Zero Likelihood run stucks with Dynesty >= 1.1
Hi, recently I try to use bilby.core.likelihood.ZeroLikelihood
in a new installed environment to calculate the prior distribution. But it got stuck after
bilby INFO : Generating initial points from the prior
I have checked the code and it seems that it stuck in an infinite loop in dynesty.sampler._new_point
which should break after logl > loglstar
, but the values of both variables are 0.
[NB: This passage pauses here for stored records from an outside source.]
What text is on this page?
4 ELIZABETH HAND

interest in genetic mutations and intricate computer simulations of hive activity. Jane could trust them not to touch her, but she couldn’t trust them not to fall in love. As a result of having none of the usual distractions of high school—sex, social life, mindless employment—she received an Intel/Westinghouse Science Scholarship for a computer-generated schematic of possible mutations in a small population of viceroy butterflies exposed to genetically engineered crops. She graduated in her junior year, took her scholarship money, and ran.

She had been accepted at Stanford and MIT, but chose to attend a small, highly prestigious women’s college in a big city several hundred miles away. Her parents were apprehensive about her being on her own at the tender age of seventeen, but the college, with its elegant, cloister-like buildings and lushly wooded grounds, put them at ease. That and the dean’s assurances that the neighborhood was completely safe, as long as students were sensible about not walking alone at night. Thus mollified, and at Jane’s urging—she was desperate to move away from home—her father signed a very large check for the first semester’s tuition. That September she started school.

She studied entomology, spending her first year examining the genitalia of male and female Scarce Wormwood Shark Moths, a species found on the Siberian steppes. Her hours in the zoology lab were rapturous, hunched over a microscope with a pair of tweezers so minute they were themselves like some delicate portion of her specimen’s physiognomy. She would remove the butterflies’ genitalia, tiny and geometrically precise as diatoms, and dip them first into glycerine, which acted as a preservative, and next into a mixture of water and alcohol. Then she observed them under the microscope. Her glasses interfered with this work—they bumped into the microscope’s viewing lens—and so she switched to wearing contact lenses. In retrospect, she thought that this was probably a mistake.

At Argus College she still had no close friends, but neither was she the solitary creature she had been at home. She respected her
The problem only exist for Dynesty >= 1.1. When changing to Dynesty = 1.0.1, it works fine. I haven't checked which changes caused this issue. But this simple test code can reproduce it
Install bilby directly
conda create --name bilby_test
conda activate bilby_test
conda install -c conda-forge bilby
Install with old dynesty
conda create --name bilby_test2
conda activate bilby_test2
conda install -c conda-forge dynesty=1.0.1
conda install -c conda-forge bilby
Then run the simple test python script in two environments
#!/usr/bin/env python
import bilby
import numpy as np
# A few simple setup steps
label = 'gaussian_example'
outdir = 'outdir'
# Here is minimum requirement for a Likelihood class to run with bilby. In this
# case, we setup a GaussianLikelihood, which needs to have a log_likelihood
# method. Note, in this case we will NOT make use of the `bilby`
# waveform_generator to make the signal.
# Making simulated data: in this case, we consider just a Gaussian
data = np.random.normal(3, 4, 100)
class SimpleGaussianLikelihood(bilby.Likelihood):
def __init__(self, data):
"""
A very simple Gaussian likelihood
Parameters
----------
data: array_like
The data to analyse
"""
super().__init__(parameters={'mu': None, 'sigma': None})
self.data = data
self.N = len(data)
def log_likelihood(self):
mu = self.parameters['mu']
sigma = self.parameters['sigma']
res = self.data - mu
return -0.5 * (np.sum((res / sigma)**2) +
self.N * np.log(2 * np.pi * sigma**2))
likelihood = bilby.core.likelihood.ZeroLikelihood(SimpleGaussianLikelihood(data))
priors = dict(mu=bilby.core.prior.Uniform(0, 5, 'mu'),
sigma=bilby.core.prior.Uniform(0, 10, 'sigma'))
# And run sampler
result = bilby.run_sampler(
likelihood=likelihood, priors=priors, sampler='dynesty', npoints=500,
walks=10, outdir=outdir, label=label)
result.plot_corner()
The bilby_test
environment will stuck while the old version works fine.